Strukturelles Staats­versagen – ein Update im Bayeri­schen Rundfunk

Heute Morgen habe ich im Bayerischen Rundfunk (BR) ein Interview gegeben. Der Anlass ist zwei Jahren Corona und meine vor fast einem Jahr gemachte Aussage – die auch hier umstritten war und ist –, dass es sich um Staatsversagen handelt.

Die Morgensendung mit dem Interview “Zieht die Politik (die richtigen) Lehren aus der Corona-Pandemie?” ist auf der App des BR nachzuhören.

Hier nun der Link zu meinen Thesen vom letzten März:

Strukturelles Staatsversagen

Die Anfrage des BR war ein Grund für mich, meine Gedanken nochmals zu sortieren. Vorweggeschickt sei, ich habe meine Meinung nicht geändert.

Zunächst die Fakten:

Quelle: → Economist

Was sieht man?

  • Deutschland hat eine relativ zu Großbritannien 57%ige geringere „Übersterblichkeit“. Dies zeigt, dass wir es besser gemacht haben.
  • Deutschland hat allerdings relativ zu Schweden eine 16%ige höhere Übersterblichkeit. Was zeigt, andere haben es besser gemacht.
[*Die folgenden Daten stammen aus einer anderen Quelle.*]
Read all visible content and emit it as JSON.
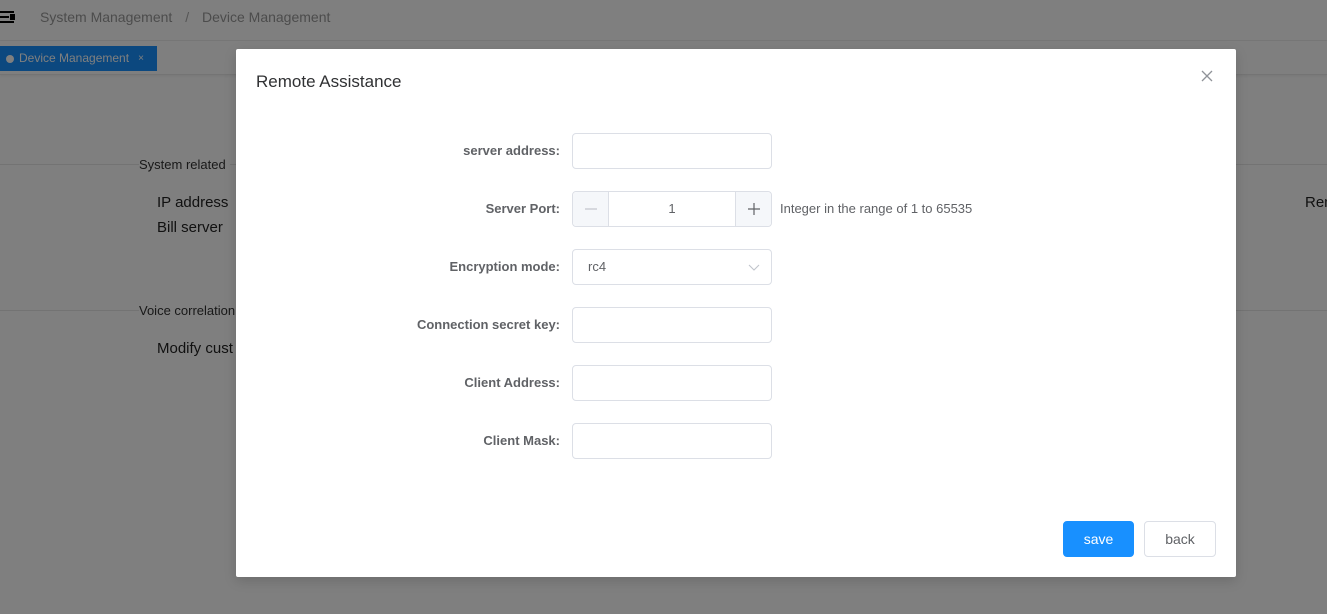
{
  "header": {
    "menu_icon": "hamburger-collapse-icon",
    "breadcrumb": [
      "System Management",
      "Device Management"
    ],
    "breadcrumb_separator": "/"
  },
  "tabs": [
    {
      "label": "Device Management",
      "active": true,
      "close_glyph": "×"
    }
  ],
  "background_page": {
    "sections": [
      {
        "title": "System related",
        "items": [
          "IP address",
          "Bill server"
        ],
        "right_item_partial": "Rem"
      },
      {
        "title": "Voice correlation",
        "items": [
          "Modify cust"
        ]
      }
    ]
  },
  "modal": {
    "title": "Remote Assistance",
    "close_icon": "close-icon",
    "fields": [
      {
        "label": "server address:",
        "type": "text",
        "value": ""
      },
      {
        "label": "Server Port:",
        "type": "number",
        "value": "1",
        "hint": "Integer in the range of 1 to 65535",
        "decrement_glyph": "−",
        "increment_glyph": "+"
      },
      {
        "label": "Encryption mode:",
        "type": "select",
        "value": "rc4"
      },
      {
        "label": "Connection secret key:",
        "type": "text",
        "value": ""
      },
      {
        "label": "Client Address:",
        "type": "text",
        "value": ""
      },
      {
        "label": "Client Mask:",
        "type": "text",
        "value": ""
      }
    ],
    "buttons": {
      "save": "save",
      "back": "back"
    }
  },
  "colors": {
    "primary": "#1890ff",
    "overlay": "rgba(0,0,0,0.5)",
    "label": "#606266",
    "border": "#dcdfe6"
  }
}
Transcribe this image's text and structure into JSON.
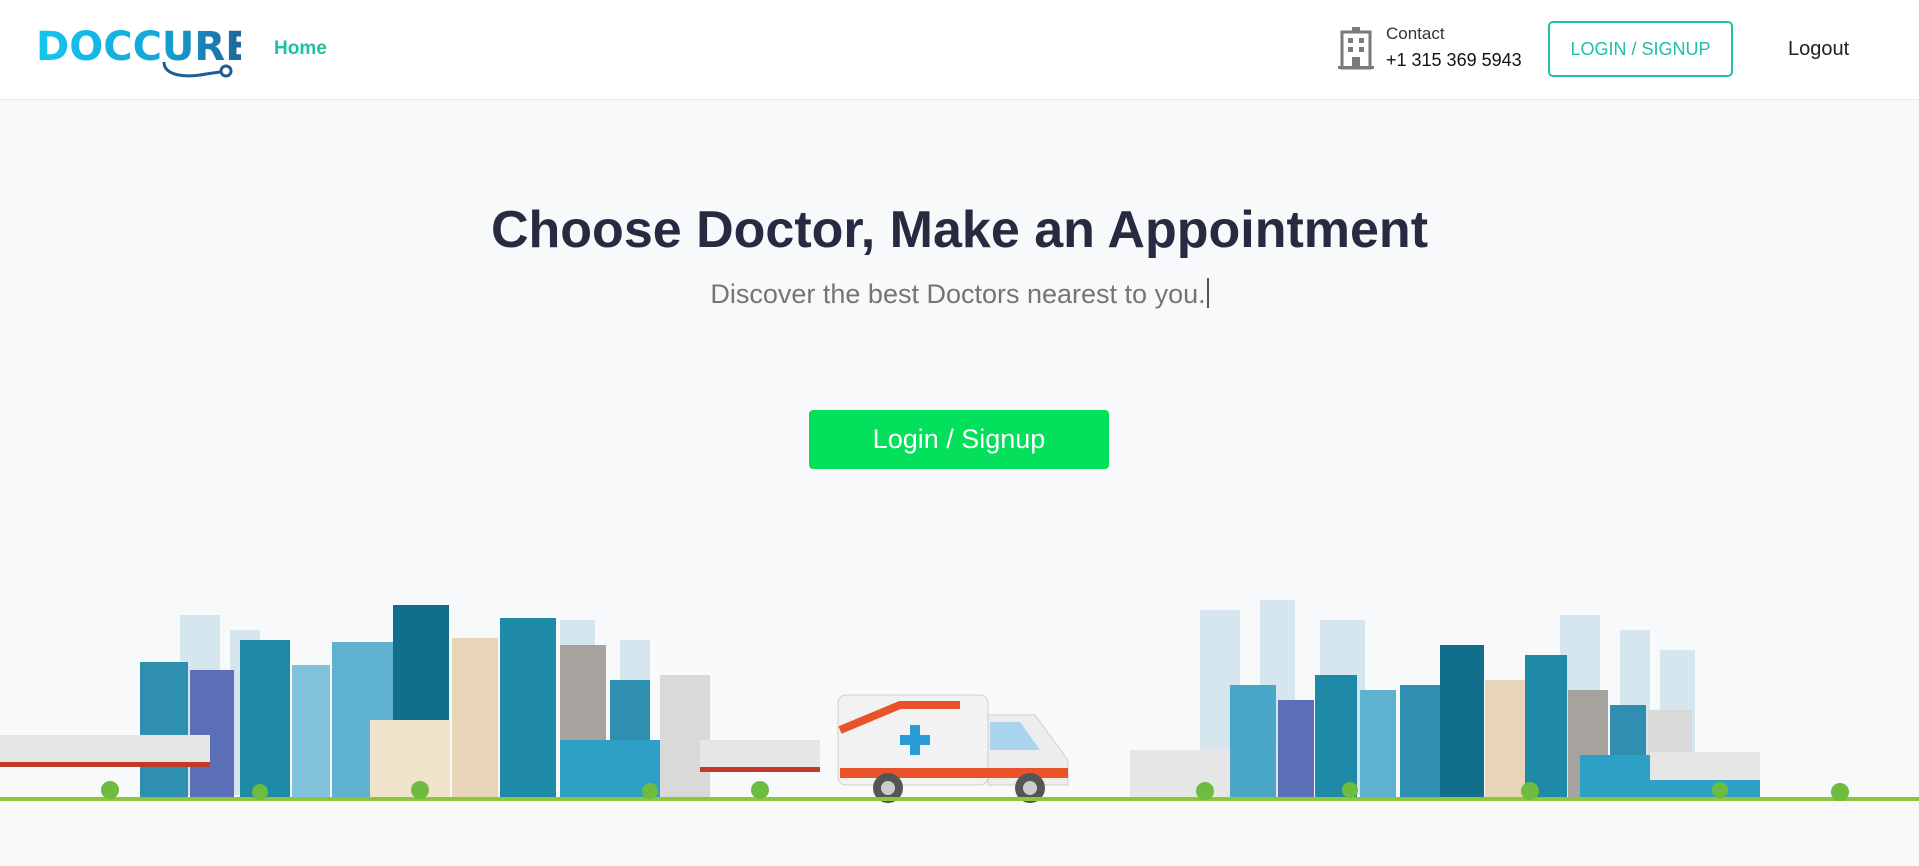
{
  "header": {
    "logo_text": "DOCCURE",
    "nav": {
      "home_label": "Home"
    },
    "contact": {
      "label": "Contact",
      "phone": "+1 315 369 5943"
    },
    "login_signup_label": "LOGIN / SIGNUP",
    "logout_label": "Logout"
  },
  "hero": {
    "title": "Choose Doctor, Make an Appointment",
    "subtitle": "Discover the best Doctors nearest to you.",
    "cta_label": "Login / Signup"
  },
  "colors": {
    "brand_teal": "#20c0a3",
    "cta_green": "#04e05b",
    "title_navy": "#272b41",
    "logo_cyan": "#15c6ed",
    "logo_navy": "#1e5e92"
  },
  "icons": {
    "contact": "building-icon",
    "logo_mark": "stethoscope-icon"
  }
}
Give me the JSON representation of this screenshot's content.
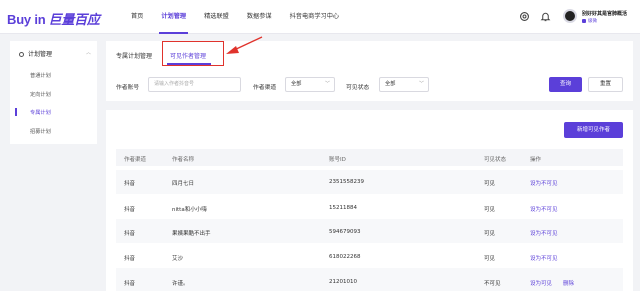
{
  "app": {
    "logo_en": "Buy in",
    "logo_cn": "巨量百应"
  },
  "nav": {
    "items": [
      "首页",
      "计划管理",
      "精选联盟",
      "数据参谋",
      "抖音电商学习中心"
    ],
    "active_index": 1
  },
  "header": {
    "user_name": "别好好其是官肺概活",
    "user_tag": "级微"
  },
  "sidebar": {
    "group": "计划管理",
    "items": [
      "普通计划",
      "定向计划",
      "专属计划",
      "招募计划"
    ],
    "active_index": 2
  },
  "tabs": {
    "items": [
      "专属计划管理",
      "可见作者管理"
    ],
    "active_index": 1
  },
  "filters": {
    "author_label": "作者账号",
    "author_placeholder": "请输入作者抖音号",
    "channel_label": "作者渠道",
    "channel_value": "全部",
    "status_label": "可见状态",
    "status_value": "全部",
    "query_button": "查询",
    "reset_button": "重置"
  },
  "table": {
    "add_button": "新增可见作者",
    "columns": [
      "作者渠道",
      "作者名称",
      "账号ID",
      "可见状态",
      "操作"
    ],
    "rows": [
      {
        "channel": "抖音",
        "name": "四月七日",
        "id": "2351558239",
        "status": "可见",
        "action": "设为不可见",
        "extra": ""
      },
      {
        "channel": "抖音",
        "name": "nitta和小小嗨",
        "id": "15211884",
        "status": "可见",
        "action": "设为不可见",
        "extra": ""
      },
      {
        "channel": "抖音",
        "name": "果姨果酷不出手",
        "id": "594679093",
        "status": "可见",
        "action": "设为不可见",
        "extra": ""
      },
      {
        "channel": "抖音",
        "name": "艾沙",
        "id": "618022268",
        "status": "可见",
        "action": "设为不可见",
        "extra": ""
      },
      {
        "channel": "抖音",
        "name": "许谨。",
        "id": "21201010",
        "status": "不可见",
        "action": "设为可见",
        "extra": "删除"
      }
    ]
  },
  "colors": {
    "accent": "#5b3fd9",
    "annotation": "#e0332c"
  }
}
Was sieht man nur schlecht, aber hier besser?

Quelle: → Economist

  • Man sieht, dass Schweden wie auch UK ihre Übersterblichkeit in der ersten Welle hatten. Wir hatten sie in der 2. und der 3. Welle. Damit nähern wir uns meinem Punkt des Staatsversagens. Denn in der ersten Welle hatten wir einfach Glück. Wenn ich wohlwollend sein möchte, kann ich auch sagen, zu dem Zeitpunkt hat die Politik richtig und vor allem schnell gehandelt.

Angesichts Ausgaben für das Gesundheitssystem kein besonders gutes Ergebnis

Immerhin leisten wir uns schon seit Jahren eines der teuersten Gesundheitssysteme der Welt:

Ausgaben Gesundheitswesen und Lebenserwartung

 

Land

 Gesundheitsausgaben/Kopf

 Lebenserwartung

USA

9.870 USD

78.81

Schweiz

7.867 USD

83.56

Norwegen

6.203 USD

82.18

Deutschland

5.463 USD

81.10

Schweden

5.387 USD

82.57

Irland

5.300 USD

82.05

Österreich

5.295 USD

81.35

Niederlande

5.251 USD

82.06

Dänemark

5.093 USD

80.68

OECD -Länder

5.041 USD

Frankreich

4.782 USD

82.46

Kanada

4.718 USD

82.22

Belgien

4.668 USD

81.39

Japan

4.592 USD

84.43

Australien

4.530 USD

83.20

Eurozone

4.273 USD

Großbritannien

4.178 USD

81.15

Finnland

4.112 USD

81.64

EU

3.846 USD

Neuseeland

3.665 USD

82.06

Italien

3.427 USD

83.28

Spanien

3.260 USD

83.36

Portugal

2.778 USD

81.75

Süd-Korea

2.712 USD

82.77

Griechenland

2.261 USD

81.98

Quellen:→ The World Bank Data, “Current Health Care Expenditures per Capita (PPP) und → Statistic Times, “List of Countries by Life Expectancy”

  • Wir geben pro Kopf der Bevölkerung 30 % mehr für Gesundheit aus als die Briten.
  • Die Lebenserwartung in Großbritannien liegt auf unserem Niveau.
  • Die Schweden geben ungefähr so viel aus wie wir mit einer etwas höheren Lebenserwartung.

Und wir haben  so viele Intensivbetten wie niemand sonst.

Intensivbetten/100.000 Einwohner

Quelle: OECD

  • Und zwar konkret drei Mal so viel wie die Briten.
  • Die Schweden habe ich nicht gefunden, aber noch diese Information:

Akutbetten/1.000 Einwohner

Quelle: OECD

Fazit

Wir hatten die allerbesten Voraussetzungen, sehr gut durch die Pandemie zu kommen.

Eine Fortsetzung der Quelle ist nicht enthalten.